Wednesday, August 11, 2010

Darjeeling

In the water unfurling

at 100 degrees

the tea leaves grow flaccid

and release a scent Asiatic

that cries of peasant farmers,

toils, blood, and trade

sipped mercilessly from china Limousin

in gardens Babylonian.

Wednesday, August 4, 2010

10:50 PM

Sometimes I feel ridiculous. It's like my head is full of the brightest ideas but I don't actually ever write them or put them down onto any tangible substance. I can be the greatest thing in my mind but it's not yet the time that I (or anybody else, for that matter) will see any of that in a productive way. I don't mean to sound down or depressed because I'm not; it's just funny to me. When I try to think of things I've written I draw a blank. It's like I've never actually written anything. And yet when I search the folders on my computer of writing I find what appears to be vast amounts of text and prose, just nothing completed or committed to. And then I think that this microscopic bit of work pales in comparison to anything else any writer I would care of would have had lying around. I'm almost terrified to call myself a writer - it just sounds so self-conscious and assuming. One who writes. I guess what I mean is that it implies talent, and until I'm sure that I have some I'm not going to want to go around branding myself as somebody with merit.

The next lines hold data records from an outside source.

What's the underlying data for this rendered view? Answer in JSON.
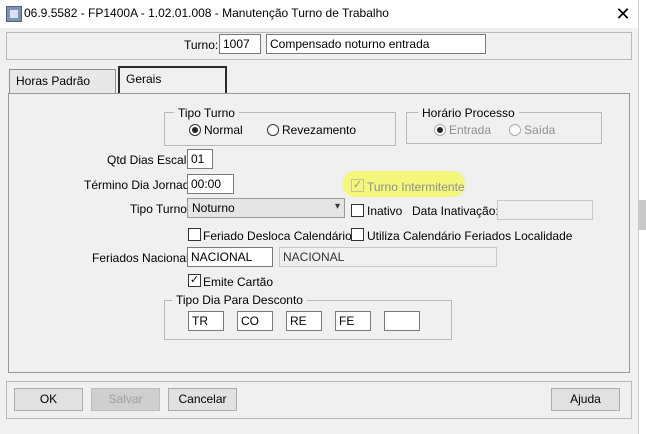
{
  "window": {
    "title": "06.9.5582 - FP1400A - 1.02.01.008 - Manutenção Turno de Trabalho",
    "close_glyph": "✕"
  },
  "header": {
    "turno_label": "Turno:",
    "turno_code": "1007",
    "turno_desc": "Compensado noturno entrada"
  },
  "tabs": [
    {
      "label": "Horas Padrão"
    },
    {
      "label": "Gerais"
    }
  ],
  "tipo_turno_group": {
    "title": "Tipo Turno",
    "normal": "Normal",
    "revezamento": "Revezamento"
  },
  "horario_processo": {
    "title": "Horário Processo",
    "entrada": "Entrada",
    "saida": "Saída"
  },
  "fields": {
    "qtd_dias_label": "Qtd Dias Escala:",
    "qtd_dias_value": "01",
    "termino_label": "Término Dia Jornada:",
    "termino_value": "00:00",
    "turno_intermitente": "Turno Intermitente",
    "tipo_turno_label": "Tipo Turno:",
    "tipo_turno_value": "Noturno",
    "inativo": "Inativo",
    "data_inativacao_label": "Data Inativação:",
    "data_inativacao_value": "",
    "feriado_desloca": "Feriado Desloca Calendário",
    "utiliza_calendario": "Utiliza Calendário Feriados Localidade",
    "feriados_label": "Feriados Nacionais:",
    "feriados_code": "NACIONAL",
    "feriados_desc": "NACIONAL",
    "emite_cartao": "Emite Cartão"
  },
  "tipo_dia_desconto": {
    "title": "Tipo Dia Para Desconto",
    "values": [
      "TR",
      "CO",
      "RE",
      "FE",
      ""
    ]
  },
  "buttons": {
    "ok": "OK",
    "salvar": "Salvar",
    "cancelar": "Cancelar",
    "ajuda": "Ajuda"
  },
  "colors": {
    "highlight": "#f4f77a"
  },
  "icons": {
    "dropdown": "▾",
    "check": "✓"
  }
}
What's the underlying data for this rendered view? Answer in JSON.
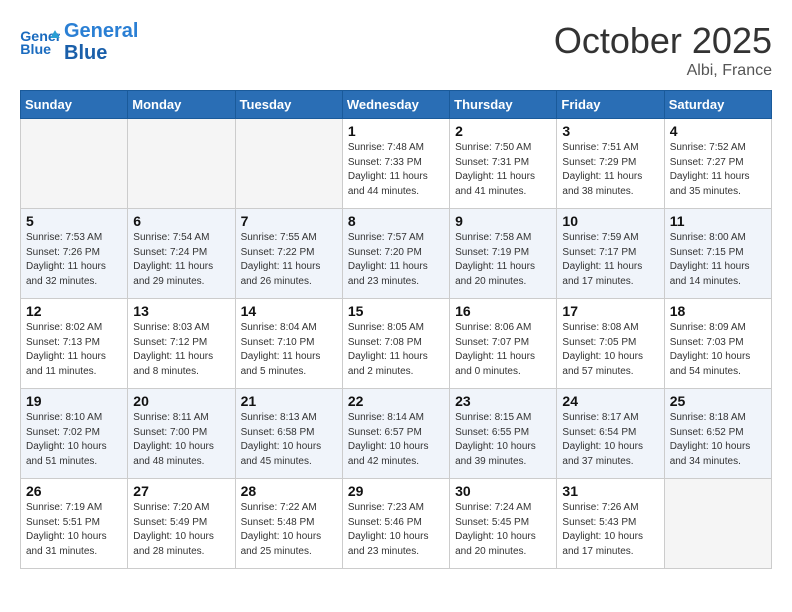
{
  "header": {
    "logo_line1": "General",
    "logo_line2": "Blue",
    "month_title": "October 2025",
    "location": "Albi, France"
  },
  "weekdays": [
    "Sunday",
    "Monday",
    "Tuesday",
    "Wednesday",
    "Thursday",
    "Friday",
    "Saturday"
  ],
  "weeks": [
    [
      {
        "day": "",
        "empty": true
      },
      {
        "day": "",
        "empty": true
      },
      {
        "day": "",
        "empty": true
      },
      {
        "day": "1",
        "sunrise": "7:48 AM",
        "sunset": "7:33 PM",
        "daylight": "11 hours and 44 minutes."
      },
      {
        "day": "2",
        "sunrise": "7:50 AM",
        "sunset": "7:31 PM",
        "daylight": "11 hours and 41 minutes."
      },
      {
        "day": "3",
        "sunrise": "7:51 AM",
        "sunset": "7:29 PM",
        "daylight": "11 hours and 38 minutes."
      },
      {
        "day": "4",
        "sunrise": "7:52 AM",
        "sunset": "7:27 PM",
        "daylight": "11 hours and 35 minutes."
      }
    ],
    [
      {
        "day": "5",
        "sunrise": "7:53 AM",
        "sunset": "7:26 PM",
        "daylight": "11 hours and 32 minutes."
      },
      {
        "day": "6",
        "sunrise": "7:54 AM",
        "sunset": "7:24 PM",
        "daylight": "11 hours and 29 minutes."
      },
      {
        "day": "7",
        "sunrise": "7:55 AM",
        "sunset": "7:22 PM",
        "daylight": "11 hours and 26 minutes."
      },
      {
        "day": "8",
        "sunrise": "7:57 AM",
        "sunset": "7:20 PM",
        "daylight": "11 hours and 23 minutes."
      },
      {
        "day": "9",
        "sunrise": "7:58 AM",
        "sunset": "7:19 PM",
        "daylight": "11 hours and 20 minutes."
      },
      {
        "day": "10",
        "sunrise": "7:59 AM",
        "sunset": "7:17 PM",
        "daylight": "11 hours and 17 minutes."
      },
      {
        "day": "11",
        "sunrise": "8:00 AM",
        "sunset": "7:15 PM",
        "daylight": "11 hours and 14 minutes."
      }
    ],
    [
      {
        "day": "12",
        "sunrise": "8:02 AM",
        "sunset": "7:13 PM",
        "daylight": "11 hours and 11 minutes."
      },
      {
        "day": "13",
        "sunrise": "8:03 AM",
        "sunset": "7:12 PM",
        "daylight": "11 hours and 8 minutes."
      },
      {
        "day": "14",
        "sunrise": "8:04 AM",
        "sunset": "7:10 PM",
        "daylight": "11 hours and 5 minutes."
      },
      {
        "day": "15",
        "sunrise": "8:05 AM",
        "sunset": "7:08 PM",
        "daylight": "11 hours and 2 minutes."
      },
      {
        "day": "16",
        "sunrise": "8:06 AM",
        "sunset": "7:07 PM",
        "daylight": "11 hours and 0 minutes."
      },
      {
        "day": "17",
        "sunrise": "8:08 AM",
        "sunset": "7:05 PM",
        "daylight": "10 hours and 57 minutes."
      },
      {
        "day": "18",
        "sunrise": "8:09 AM",
        "sunset": "7:03 PM",
        "daylight": "10 hours and 54 minutes."
      }
    ],
    [
      {
        "day": "19",
        "sunrise": "8:10 AM",
        "sunset": "7:02 PM",
        "daylight": "10 hours and 51 minutes."
      },
      {
        "day": "20",
        "sunrise": "8:11 AM",
        "sunset": "7:00 PM",
        "daylight": "10 hours and 48 minutes."
      },
      {
        "day": "21",
        "sunrise": "8:13 AM",
        "sunset": "6:58 PM",
        "daylight": "10 hours and 45 minutes."
      },
      {
        "day": "22",
        "sunrise": "8:14 AM",
        "sunset": "6:57 PM",
        "daylight": "10 hours and 42 minutes."
      },
      {
        "day": "23",
        "sunrise": "8:15 AM",
        "sunset": "6:55 PM",
        "daylight": "10 hours and 39 minutes."
      },
      {
        "day": "24",
        "sunrise": "8:17 AM",
        "sunset": "6:54 PM",
        "daylight": "10 hours and 37 minutes."
      },
      {
        "day": "25",
        "sunrise": "8:18 AM",
        "sunset": "6:52 PM",
        "daylight": "10 hours and 34 minutes."
      }
    ],
    [
      {
        "day": "26",
        "sunrise": "7:19 AM",
        "sunset": "5:51 PM",
        "daylight": "10 hours and 31 minutes."
      },
      {
        "day": "27",
        "sunrise": "7:20 AM",
        "sunset": "5:49 PM",
        "daylight": "10 hours and 28 minutes."
      },
      {
        "day": "28",
        "sunrise": "7:22 AM",
        "sunset": "5:48 PM",
        "daylight": "10 hours and 25 minutes."
      },
      {
        "day": "29",
        "sunrise": "7:23 AM",
        "sunset": "5:46 PM",
        "daylight": "10 hours and 23 minutes."
      },
      {
        "day": "30",
        "sunrise": "7:24 AM",
        "sunset": "5:45 PM",
        "daylight": "10 hours and 20 minutes."
      },
      {
        "day": "31",
        "sunrise": "7:26 AM",
        "sunset": "5:43 PM",
        "daylight": "10 hours and 17 minutes."
      },
      {
        "day": "",
        "empty": true
      }
    ]
  ]
}
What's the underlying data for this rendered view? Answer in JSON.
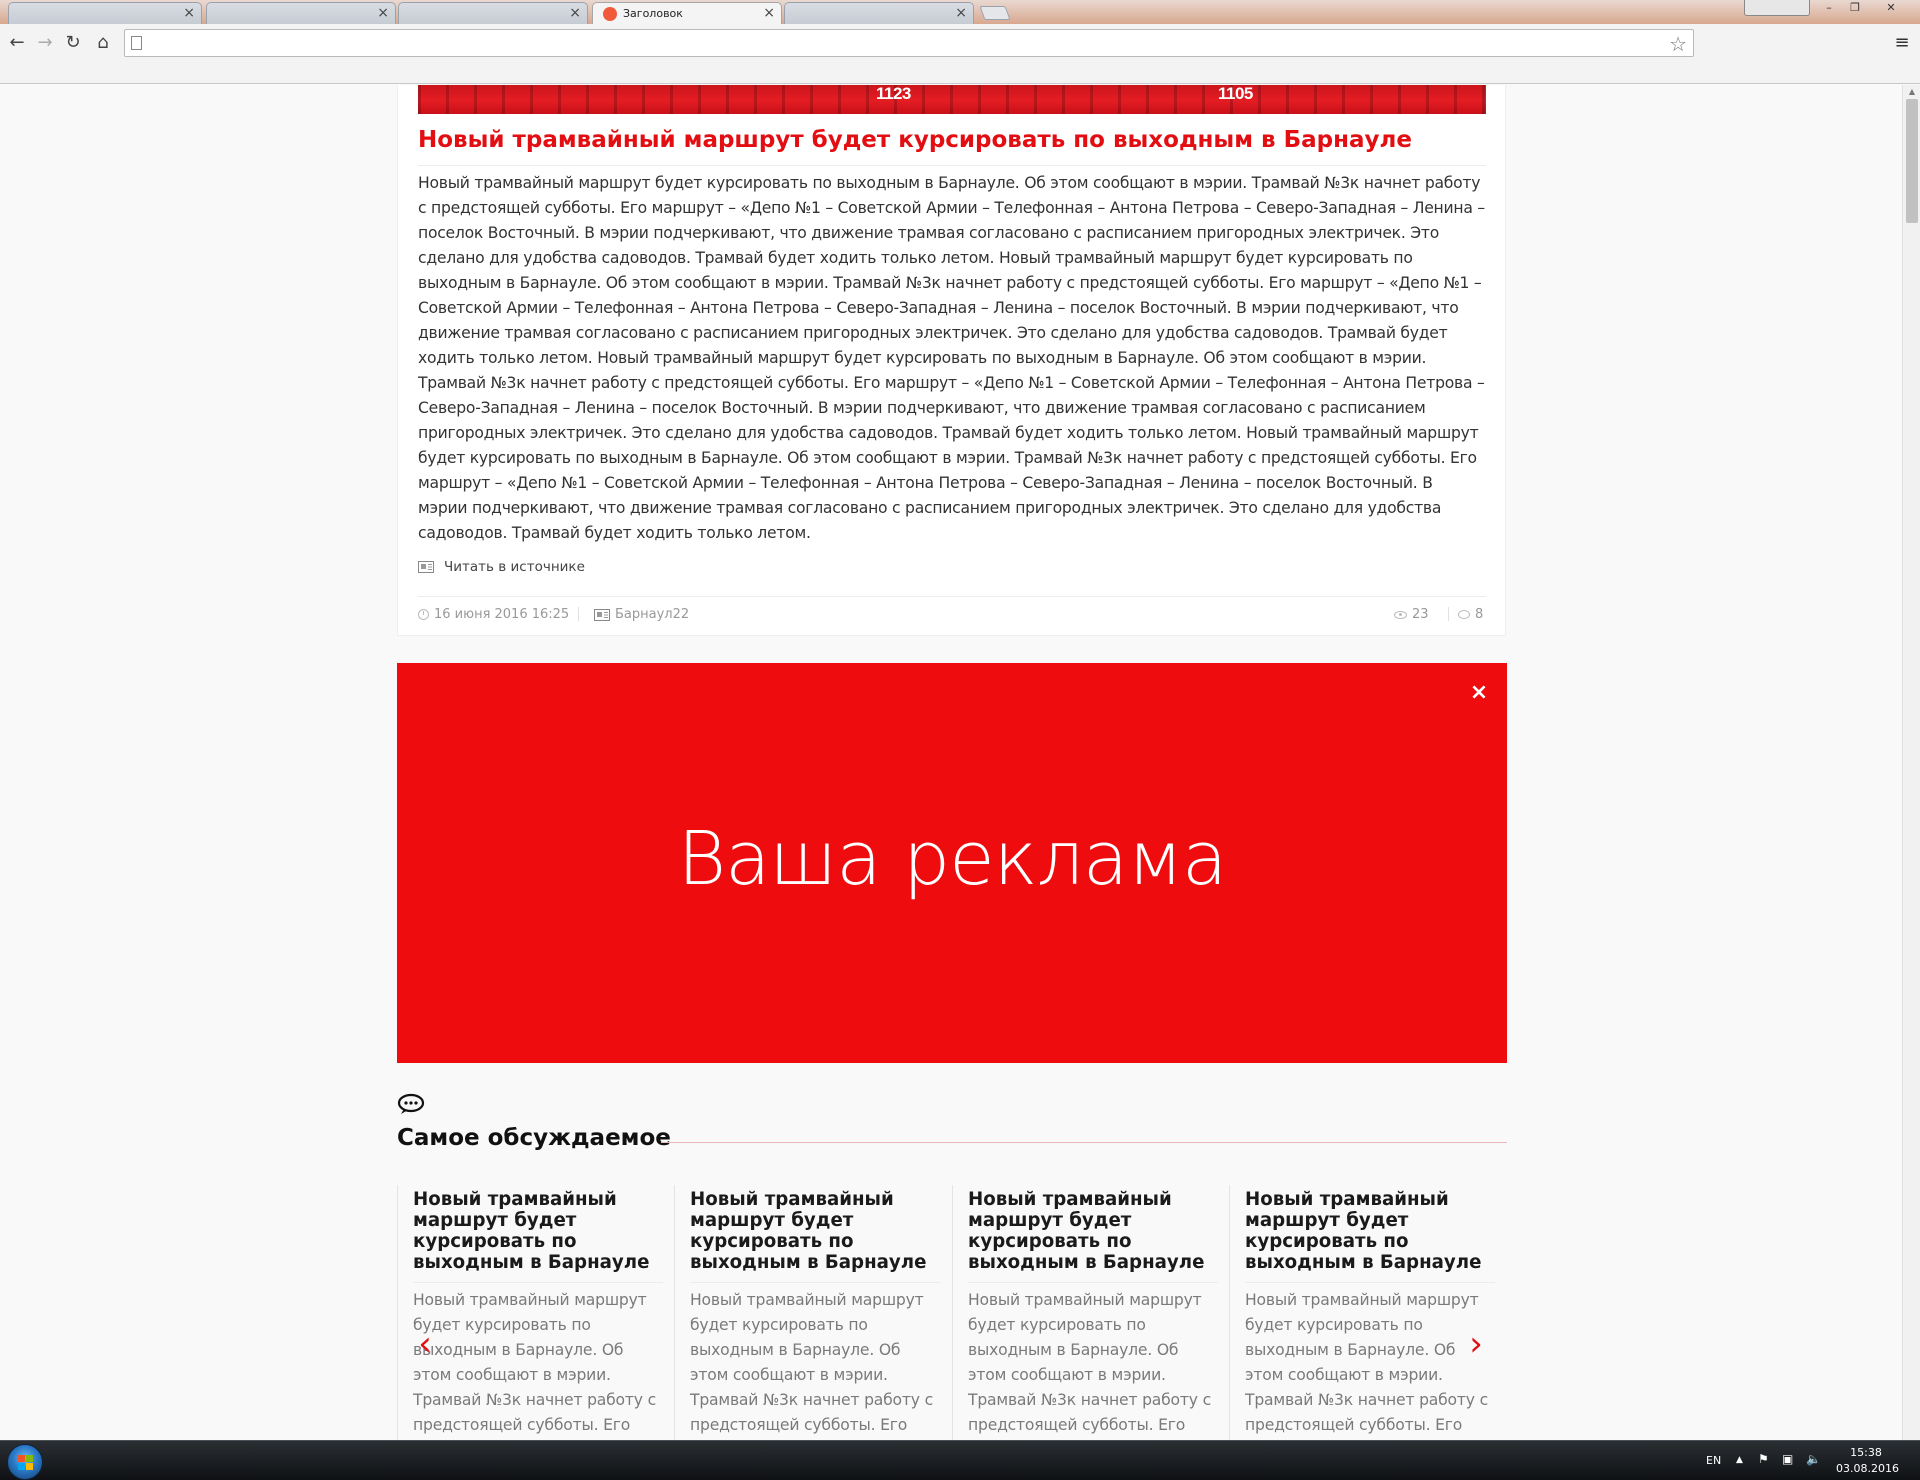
{
  "browser": {
    "tabs": [
      {
        "title": "",
        "active": false
      },
      {
        "title": "",
        "active": false
      },
      {
        "title": "",
        "active": false
      },
      {
        "title": "Заголовок",
        "active": true
      },
      {
        "title": "",
        "active": false
      }
    ],
    "tab_close_glyph": "×",
    "address": "",
    "nav": {
      "back": "←",
      "forward": "→",
      "reload": "↻",
      "home": "⌂",
      "star": "☆",
      "menu": "≡"
    }
  },
  "article": {
    "image_numbers": [
      "1123",
      "1105"
    ],
    "title": "Новый трамвайный маршрут будет курсировать по выходным в Барнауле",
    "body": "Новый трамвайный маршрут будет курсировать по выходным в Барнауле. Об этом сообщают в мэрии. Трамвай №3к начнет работу с предстоящей субботы. Его маршрут – «Депо №1 – Советской Армии – Телефонная – Антона Петрова – Северо-Западная – Ленина – поселок Восточный. В мэрии подчеркивают, что движение трамвая согласовано с расписанием пригородных электричек. Это сделано для удобства садоводов. Трамвай будет ходить только летом. Новый трамвайный маршрут будет курсировать по выходным в Барнауле. Об этом сообщают в мэрии. Трамвай №3к начнет работу с предстоящей субботы. Его маршрут – «Депо №1 – Советской Армии – Телефонная – Антона Петрова – Северо-Западная – Ленина – поселок Восточный. В мэрии подчеркивают, что движение трамвая согласовано с расписанием пригородных электричек. Это сделано для удобства садоводов. Трамвай будет ходить только летом. Новый трамвайный маршрут будет курсировать по выходным в Барнауле. Об этом сообщают в мэрии. Трамвай №3к начнет работу с предстоящей субботы. Его маршрут – «Депо №1 – Советской Армии – Телефонная – Антона Петрова – Северо-Западная – Ленина – поселок Восточный. В мэрии подчеркивают, что движение трамвая согласовано с расписанием пригородных электричек. Это сделано для удобства садоводов. Трамвай будет ходить только летом. Новый трамвайный маршрут будет курсировать по выходным в Барнауле. Об этом сообщают в мэрии. Трамвай №3к начнет работу с предстоящей субботы. Его маршрут – «Депо №1 – Советской Армии – Телефонная – Антона Петрова – Северо-Западная – Ленина – поселок Восточный. В мэрии подчеркивают, что движение трамвая согласовано с расписанием пригородных электричек. Это сделано для удобства садоводов. Трамвай будет ходить только летом.",
    "source_link": "Читать в источнике",
    "date": "16 июня 2016 16:25",
    "source_name": "Барнаул22",
    "views": "23",
    "comments": "8"
  },
  "ad": {
    "text": "Ваша реклама",
    "close_glyph": "×",
    "background": "#ee0c0e"
  },
  "most_discussed": {
    "icon": "speech-bubbles-icon",
    "title": "Самое обсуждаемое",
    "arrow_prev": "‹",
    "arrow_next": "›",
    "cards": [
      {
        "title": "Новый трамвайный маршрут будет курсировать по выходным в Барнауле",
        "text": "Новый трамвайный маршрут будет курсировать по выходным в Барнауле. Об этом сообщают в мэрии. Трамвай №3к начнет работу с предстоящей субботы. Его"
      },
      {
        "title": "Новый трамвайный маршрут будет курсировать по выходным в Барнауле",
        "text": "Новый трамвайный маршрут будет курсировать по выходным в Барнауле. Об этом сообщают в мэрии. Трамвай №3к начнет работу с предстоящей субботы. Его"
      },
      {
        "title": "Новый трамвайный маршрут будет курсировать по выходным в Барнауле",
        "text": "Новый трамвайный маршрут будет курсировать по выходным в Барнауле. Об этом сообщают в мэрии. Трамвай №3к начнет работу с предстоящей субботы. Его"
      },
      {
        "title": "Новый трамвайный маршрут будет курсировать по выходным в Барнауле",
        "text": "Новый трамвайный маршрут будет курсировать по выходным в Барнауле. Об этом сообщают в мэрии. Трамвай №3к начнет работу с предстоящей субботы. Его"
      }
    ]
  },
  "taskbar": {
    "language": "EN",
    "tray_arrow": "▲",
    "time": "15:38",
    "date": "03.08.2016"
  },
  "colors": {
    "accent": "#e30e12",
    "ad": "#ee0c0e"
  }
}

I'm not ready to put myself into a category of writers (I mean Plath, Hollinghurst, and Austen were writers) until somebody else does it for me. I'm not sure how to appraise my own writing - when I did visual arts it was easy; the difference between good and bad was right there in front of one's eyes. Music performed is the same and the ear attests to the quality of a performance or composition. Acting, dancing, etc... But writing! Writing appears as black shapes on a page and I need to sift through it with my brain and my heart before I can hope to say if it's even satisfactory.

A friend of mine gave me some poetry today that she wrote years ago about England and the changing of the seasons. She thought I would be interested because as weird as it sounds in a month I'll be living there. Maybe when I get to Falmouth and I'm forced to sit down and scrawl words onto a page I'll be able to work through something until it satisfies me. I really just cannot wait.